Tokyo (awp/afp) - SoftBank Group a annoncé mardi un accord avec l'américain Nvidia mettant fin à la vente à ce dernier du fabricant britannique de microprocesseurs Arm, à cause "d'obstacles réglementaires significatifs" à cette transaction qui valait plusieurs dizaines de milliards de dollars.

Le géant japonais des investissements dans les nouvelles technologies compte à la place réintroduire Arm en Bourse d'ici fin mars 2023, selon un communiqué.

Le projet de céder Arm à Nvidia, annoncé en septembre 2020 et qui devait initialement se concrétiser en ce début d'année, avait du plomb dans l'aile depuis des mois face aux vives réticences exprimées par diverses autorités réglementaires dans le monde entier, inquiètes de la position centrale dans l'industrie mondiale des semi-conducteurs que cette acquisition pouvait offrir à Nvidia.

Arm, qui appartient à SoftBank depuis 2016, est la référence mondiale en termes d'architectures de microprocesseurs, fabriqués sous licence et contenus dans presque tous les smartphones, la majorité des tablettes et des écrans TV numériques, et dans une part significative des puces avec processeurs intégrés.

En décembre dernier, l'Autorité américaine de la concurrence (FTC) avait ainsi saisi la justice administrative pour bloquer sa vente à Nvidia. La Commission européenne et le régulateur britannique menaient par ailleurs des enquêtes approfondies sur l'opération, Londres y voyant un risque pour la sécurité nationale.

Le DG emblématique d'Arm s'en va

Arm a annoncé séparément mardi le départ de son directeur général emblématique Simon Segars, qui occupait ce poste depuis 2013 et qui avait rejoint la société très peu de temps après sa création au début des années 1990.

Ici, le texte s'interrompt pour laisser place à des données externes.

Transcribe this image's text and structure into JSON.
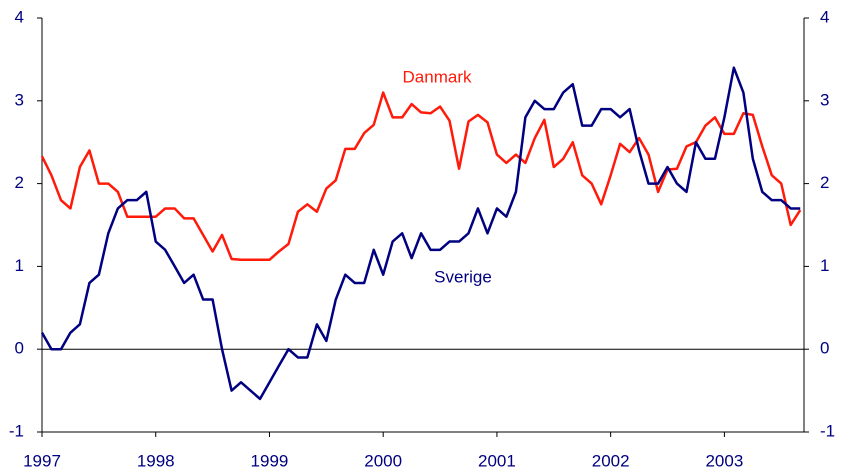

Le président de la puissante unité de propriété intellectuelle d'Arm, Rene Haas, a été nommé pour remplacer M. Segars, lequel doit temporairement avoir un rôle de "conseiller" pour permettre une bonne transition.

SoftBank Group a précisé garder un montant de 1,25 milliard de dollars que Nvidia lui avait versé au moment de la signature du contrat de vente d'Arm et qui était non-remboursable. Cette somme va être enregistrée comme bénéfice dans les résultats du groupe nippon sur son quatrième trimestre 2021/22 (janvier-mars).

Mais le manque à gagner pour SoftBank Group est énorme : le prix de vente d'Arm était de 40 milliards de dollars au départ, et sa valeur avait considérablement augmenté depuis car une partie devait être payée en actions Nvidia, spécialiste des cartes graphiques dont le titre a décollé l'an dernier.

Un "blizzard" risquant de durer

En parallèle, SoftBank Group a publié mardi un maigre bénéfice net de 29 milliards de yens (220 millions d'euros) sur son troisième trimestre 2021/22.

Cela représente certes un effondrement de 97,5% sur un an, mais c'est en même temps une amélioration par rapport au deuxième trimestre, quand le groupe avait subi une perte nette équivalente à 3 milliards d'euros, victime de la chute en Bourse de plusieurs de ses gros actifs (Alibaba, Didi Chuxing, Coupang...), aux États-Unis comme en Chine.

Le groupe souffre à la fois de l'affaiblissement des valeurs technologiques à cause de la perspective d'un resserrement monétaire plus agressif qu'initialement prévu aux États-Unis, et de la mise au pas du secteur chinois de la tech par le régime de Pékin.

"Nous sommes dans le blizzard", avait reconnu en novembre dernier son PDG Masayoshi Son.

Pour tenter d'apaiser les actionnaires, il avait alors annoncé un nouveau programme XXL de rachat d'actions SoftBank Group pour un montant maximum de 1.000 milliards de yens (7,6 milliards d'euros), étalé sur un an au moins. Sans que cela n'enraye la chute du titre SoftBank Group ces derniers mois.

"Ce +blizzard+ a probablement encore de la marge pour perdurer, car le principe classique d'acheter à la baisse qui a dopé la tech ces deux dernières années est moins visible", a commenté mardi Kirk Boodry, analyste de Redex Research publiant sur la plateforme Smartkarma.

Avec l'échec de la vente d'Arm, le groupe nippon risque d'avoir du mal à financer son énorme programme de rachat d'actions, avait déjà souligné auparavant M. Boodry.

Pour ne rien arranger, Marcelo Claure, le directeur opérationnel de SoftBank Group et l'un des principaux lieutenants de Masayoshi Son, a claqué la porte fin janvier, après des désaccords sur la stratégie ainsi que sur la hauteur de ses rémunérations.